How can I monitor what's being put into the standard out buffer and break when a specific string is deposited in the pipe?

In Linux, with C/C++ code, using gdb, how can you add a gdb breakpoint to scan the incoming strings in order to break on a particular string?

I don't have access to a specific library's code, but I want to break as soon as that library sends a specific string to standard out so I can go back up the stack and investigate the part of my code that is calling the library.
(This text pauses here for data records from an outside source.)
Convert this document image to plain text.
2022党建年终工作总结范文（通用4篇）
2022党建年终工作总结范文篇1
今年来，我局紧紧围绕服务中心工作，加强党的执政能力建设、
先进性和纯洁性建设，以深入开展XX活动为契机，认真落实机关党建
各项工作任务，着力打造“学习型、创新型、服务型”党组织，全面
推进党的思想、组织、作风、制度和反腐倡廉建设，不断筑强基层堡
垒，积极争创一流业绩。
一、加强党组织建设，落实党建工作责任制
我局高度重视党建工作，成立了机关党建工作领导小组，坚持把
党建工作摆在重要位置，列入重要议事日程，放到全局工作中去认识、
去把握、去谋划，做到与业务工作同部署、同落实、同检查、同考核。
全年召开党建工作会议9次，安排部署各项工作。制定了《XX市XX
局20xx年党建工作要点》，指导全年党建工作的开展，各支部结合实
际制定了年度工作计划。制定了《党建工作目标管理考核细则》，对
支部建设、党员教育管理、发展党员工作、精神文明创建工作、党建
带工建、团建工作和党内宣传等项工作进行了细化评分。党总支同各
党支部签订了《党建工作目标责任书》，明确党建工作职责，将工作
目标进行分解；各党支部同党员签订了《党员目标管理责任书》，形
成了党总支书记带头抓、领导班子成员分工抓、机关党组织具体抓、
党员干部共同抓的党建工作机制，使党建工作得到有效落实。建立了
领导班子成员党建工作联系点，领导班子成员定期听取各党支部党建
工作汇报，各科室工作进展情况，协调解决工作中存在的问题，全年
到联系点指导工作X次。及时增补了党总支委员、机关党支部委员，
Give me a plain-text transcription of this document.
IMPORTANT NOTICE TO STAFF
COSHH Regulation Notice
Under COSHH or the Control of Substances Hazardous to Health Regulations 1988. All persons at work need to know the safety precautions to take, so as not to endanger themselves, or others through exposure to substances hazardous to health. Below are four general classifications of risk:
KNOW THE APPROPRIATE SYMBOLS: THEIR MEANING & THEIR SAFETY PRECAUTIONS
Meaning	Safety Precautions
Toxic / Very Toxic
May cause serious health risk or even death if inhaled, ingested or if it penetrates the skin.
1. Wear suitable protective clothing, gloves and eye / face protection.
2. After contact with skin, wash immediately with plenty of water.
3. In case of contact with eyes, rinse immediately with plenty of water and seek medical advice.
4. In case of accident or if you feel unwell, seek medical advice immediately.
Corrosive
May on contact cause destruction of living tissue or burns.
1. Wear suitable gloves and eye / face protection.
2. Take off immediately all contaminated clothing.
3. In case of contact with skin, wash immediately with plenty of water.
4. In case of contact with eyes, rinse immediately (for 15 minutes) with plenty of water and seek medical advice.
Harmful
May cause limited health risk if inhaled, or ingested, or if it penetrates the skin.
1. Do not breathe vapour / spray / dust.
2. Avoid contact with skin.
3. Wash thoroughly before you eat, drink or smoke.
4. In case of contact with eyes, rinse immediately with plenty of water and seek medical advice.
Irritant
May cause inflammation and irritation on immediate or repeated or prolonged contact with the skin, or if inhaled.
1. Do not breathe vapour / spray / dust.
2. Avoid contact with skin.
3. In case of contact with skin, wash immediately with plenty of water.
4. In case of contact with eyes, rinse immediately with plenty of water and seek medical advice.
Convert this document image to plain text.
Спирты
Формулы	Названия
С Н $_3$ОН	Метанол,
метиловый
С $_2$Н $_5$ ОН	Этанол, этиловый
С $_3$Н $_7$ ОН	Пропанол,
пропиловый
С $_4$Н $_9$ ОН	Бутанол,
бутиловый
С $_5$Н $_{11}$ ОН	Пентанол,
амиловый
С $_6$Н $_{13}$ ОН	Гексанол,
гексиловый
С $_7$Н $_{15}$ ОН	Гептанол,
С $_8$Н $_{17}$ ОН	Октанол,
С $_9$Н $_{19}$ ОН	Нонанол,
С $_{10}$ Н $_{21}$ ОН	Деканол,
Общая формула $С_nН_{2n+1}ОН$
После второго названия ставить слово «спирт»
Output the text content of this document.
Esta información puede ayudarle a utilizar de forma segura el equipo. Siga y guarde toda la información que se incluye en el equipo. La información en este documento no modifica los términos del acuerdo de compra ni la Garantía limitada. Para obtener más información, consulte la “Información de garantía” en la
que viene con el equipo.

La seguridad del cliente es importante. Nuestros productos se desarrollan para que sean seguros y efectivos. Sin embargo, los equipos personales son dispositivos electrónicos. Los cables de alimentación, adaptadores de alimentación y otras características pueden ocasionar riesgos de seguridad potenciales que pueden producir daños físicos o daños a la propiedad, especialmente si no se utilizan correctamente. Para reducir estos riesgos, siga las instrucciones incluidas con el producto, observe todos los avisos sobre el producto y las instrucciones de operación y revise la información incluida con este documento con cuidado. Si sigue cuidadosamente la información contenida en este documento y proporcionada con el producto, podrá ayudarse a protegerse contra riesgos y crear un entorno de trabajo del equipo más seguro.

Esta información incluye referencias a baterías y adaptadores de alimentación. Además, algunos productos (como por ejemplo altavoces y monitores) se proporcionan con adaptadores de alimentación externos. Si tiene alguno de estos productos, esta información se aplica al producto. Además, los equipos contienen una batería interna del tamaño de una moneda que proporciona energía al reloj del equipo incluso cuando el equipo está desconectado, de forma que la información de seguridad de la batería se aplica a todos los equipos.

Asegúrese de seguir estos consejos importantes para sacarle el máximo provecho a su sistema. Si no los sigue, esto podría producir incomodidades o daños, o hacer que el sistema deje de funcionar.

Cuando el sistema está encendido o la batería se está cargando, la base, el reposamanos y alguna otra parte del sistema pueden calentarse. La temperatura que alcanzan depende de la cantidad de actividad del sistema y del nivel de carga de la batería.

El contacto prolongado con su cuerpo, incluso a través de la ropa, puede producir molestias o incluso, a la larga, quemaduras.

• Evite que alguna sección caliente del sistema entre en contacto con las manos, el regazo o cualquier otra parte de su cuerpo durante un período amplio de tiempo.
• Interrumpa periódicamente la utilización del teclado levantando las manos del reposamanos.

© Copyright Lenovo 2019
Of course I don't want to wait until a buffer flush occurs. Can this be done? Perhaps a routine in libstdc++ ?

Solution

This question might be a good starting point: how can I put a breakpoint on "something is printed to the terminal" in gdb?

So you could at least break whenever something is written to stdout. The method basically involves setting a breakpoint on the write syscall with a condition that the first argument is 1 (i.e. STDOUT). In the comments, there is also a hint as to how you could inspect the string parameter of the write call as well.

x86 32-bit mode

I came up with the following and tested it with gdb 7.0.1-debian. It seems to work quite well. $esp + 8 contains a pointer to the memory location of the string passed to write, so first you cast it to an integral, then to a pointer to char. $esp + 4 contains the file descriptor to write to (1 for STDOUT).

$ gdb break write if 1 == *(int*)($esp + 4) && strcmp((char*)*(int*)($esp + 8), "your string") == 0

x86 64-bit mode

If your process is running in x86-64 mode, then the parameters are passed through scratch registers %rdi and %rsi

$ gdb break write if 1 == $rdi && strcmp((char*)($rsi), "your string") == 0

Note that one level of indirection is removed since we're using scratch registers rather than variables on the stack.

Variants

Functions other than strcmp can be used in the above snippets:

strncmp is useful if you want match the first n number of characters of the string being written
strstr can be used to find matches within a string, since you can't always be certain that the string you're looking for is at the beginning of string being written through the write function.

Edit: I enjoyed this question and finding it's subsequent answer. I decided to do a blog post about it.